SmartPref™ works in your favor. It uses an optimistic greedy algorithm, it tries to satisfy a given request the best way it can without consideration to the final open time. It does require the line to be within the user defined limits (min/max) of utilization and choices will be reordered to achieve this. During the process and as the solutions are displayed, two conditions are often present; these are: ‘short’ lines (lines below minimum) and excessive open time on certain days. Optimization techniques are then used to redistribute the open time by forcing assignment on certain days and achieving the required utilization. Nevertheless the process is keenly aware of the fact that certain bidders are now being denied some of their most wanted choices and, as it incrementally works back up the seniority list, it ensures that seniority violations do not occur by evaluating all the possible choices within a specified time frame. SmartPref™ will examine hundreds of thousands alternatives in a matter of a few seconds and redisplay the current schedule.

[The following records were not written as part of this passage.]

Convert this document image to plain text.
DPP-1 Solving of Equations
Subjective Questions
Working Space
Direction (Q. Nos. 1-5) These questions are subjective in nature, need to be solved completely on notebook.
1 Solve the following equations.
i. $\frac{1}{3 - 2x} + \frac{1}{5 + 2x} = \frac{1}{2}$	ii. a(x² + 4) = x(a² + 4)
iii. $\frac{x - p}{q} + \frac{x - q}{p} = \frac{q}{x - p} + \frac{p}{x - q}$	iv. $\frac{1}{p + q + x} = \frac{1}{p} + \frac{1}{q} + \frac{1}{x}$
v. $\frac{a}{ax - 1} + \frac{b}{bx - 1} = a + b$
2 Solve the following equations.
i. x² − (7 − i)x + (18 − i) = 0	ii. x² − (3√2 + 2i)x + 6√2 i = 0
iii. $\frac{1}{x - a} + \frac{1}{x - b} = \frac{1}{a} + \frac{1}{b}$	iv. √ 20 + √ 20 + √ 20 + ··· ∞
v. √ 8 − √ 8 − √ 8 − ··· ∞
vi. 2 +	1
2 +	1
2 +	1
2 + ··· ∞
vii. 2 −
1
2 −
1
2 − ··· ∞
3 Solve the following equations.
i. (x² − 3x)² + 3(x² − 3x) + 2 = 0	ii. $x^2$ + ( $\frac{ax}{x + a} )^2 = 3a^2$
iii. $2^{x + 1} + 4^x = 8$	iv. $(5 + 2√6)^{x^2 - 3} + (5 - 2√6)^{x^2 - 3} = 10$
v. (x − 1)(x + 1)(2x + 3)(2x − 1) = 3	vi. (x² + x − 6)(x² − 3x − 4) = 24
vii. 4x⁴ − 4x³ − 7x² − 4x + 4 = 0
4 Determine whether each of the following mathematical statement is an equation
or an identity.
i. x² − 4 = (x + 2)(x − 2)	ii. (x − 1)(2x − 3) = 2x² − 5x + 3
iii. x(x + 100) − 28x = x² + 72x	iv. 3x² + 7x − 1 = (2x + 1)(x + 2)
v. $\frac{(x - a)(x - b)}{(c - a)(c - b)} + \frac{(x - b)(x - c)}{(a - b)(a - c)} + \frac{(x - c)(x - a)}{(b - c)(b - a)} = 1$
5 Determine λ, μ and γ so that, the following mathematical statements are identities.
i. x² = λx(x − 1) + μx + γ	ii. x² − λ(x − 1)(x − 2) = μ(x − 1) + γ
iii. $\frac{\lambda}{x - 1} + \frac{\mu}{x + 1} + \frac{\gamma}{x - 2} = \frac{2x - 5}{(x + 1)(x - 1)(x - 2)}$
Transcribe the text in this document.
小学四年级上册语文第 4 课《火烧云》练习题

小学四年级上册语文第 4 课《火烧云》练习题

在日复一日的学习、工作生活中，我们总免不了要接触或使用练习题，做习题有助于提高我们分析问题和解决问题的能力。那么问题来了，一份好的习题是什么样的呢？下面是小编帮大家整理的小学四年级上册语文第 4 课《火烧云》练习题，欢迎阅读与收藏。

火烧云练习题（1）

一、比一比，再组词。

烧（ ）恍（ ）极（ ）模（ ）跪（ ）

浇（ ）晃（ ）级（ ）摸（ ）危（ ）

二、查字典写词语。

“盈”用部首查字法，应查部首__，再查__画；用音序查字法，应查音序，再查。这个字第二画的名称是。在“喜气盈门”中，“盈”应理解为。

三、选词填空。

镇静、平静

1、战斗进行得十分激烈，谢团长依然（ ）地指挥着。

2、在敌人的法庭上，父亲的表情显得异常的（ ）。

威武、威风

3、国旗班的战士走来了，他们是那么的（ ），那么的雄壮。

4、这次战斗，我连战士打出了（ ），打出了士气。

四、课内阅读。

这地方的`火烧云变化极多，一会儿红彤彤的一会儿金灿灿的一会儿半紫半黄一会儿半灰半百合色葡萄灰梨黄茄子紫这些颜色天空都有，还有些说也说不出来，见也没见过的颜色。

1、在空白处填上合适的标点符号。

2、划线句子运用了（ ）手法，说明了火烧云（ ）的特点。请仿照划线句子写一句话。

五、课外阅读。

The goal of the Crewing Solutions’ SmartPref™ Preferential Bidding System is to develop crew rosters that satisfy individual crew preferences as well as global utilization constraints as much as possible. In order to model the rostering problem so that it may be solved with linear and integer optimization methods, we need to first define the choice set of scheduling objects from which the optimum solution may be extracted
Unfortunately, the choice sets of rosters are typically huge: potentially on the order of billions. In a recent test, we estimated for 1100 trips, there were well over 5 billion possible anonymous schedules from which to chose 275 full lines. And this is not a particularly large problem!
Column Generation arose in response to the problem of applying LP methods to huge numbers of variables. However, if one attempts to reduce the size of the choice set in some intelligent manner to some small and manageable subset, one runs the risk of throwing the baby out with the bathwater: unless that subset contains an optimal solution to the larger choice set, its solution will obviously be suboptimal. There is no straightforward way to decide the most efficient order to add scheduling objects to the choice set; obviously if the wrong ones are added, there will be little or no improvement to the solution, and this could occur over and over until the choice set is too big to solve with LP methods.
Since the order of generating columns and adding them to the choice set is heuristic in nature, it is worth exploring alternative heuristics which solve the rostering problem by operating upon smaller choice sets of simpler scheduling objects, i.e. trips. Crewing Solutions has developed such heuristics and has exploited other aspects of the preferential bidding process to create a PBS which is able to solve very large rostering problems in an extremely short period of time. We patented this process.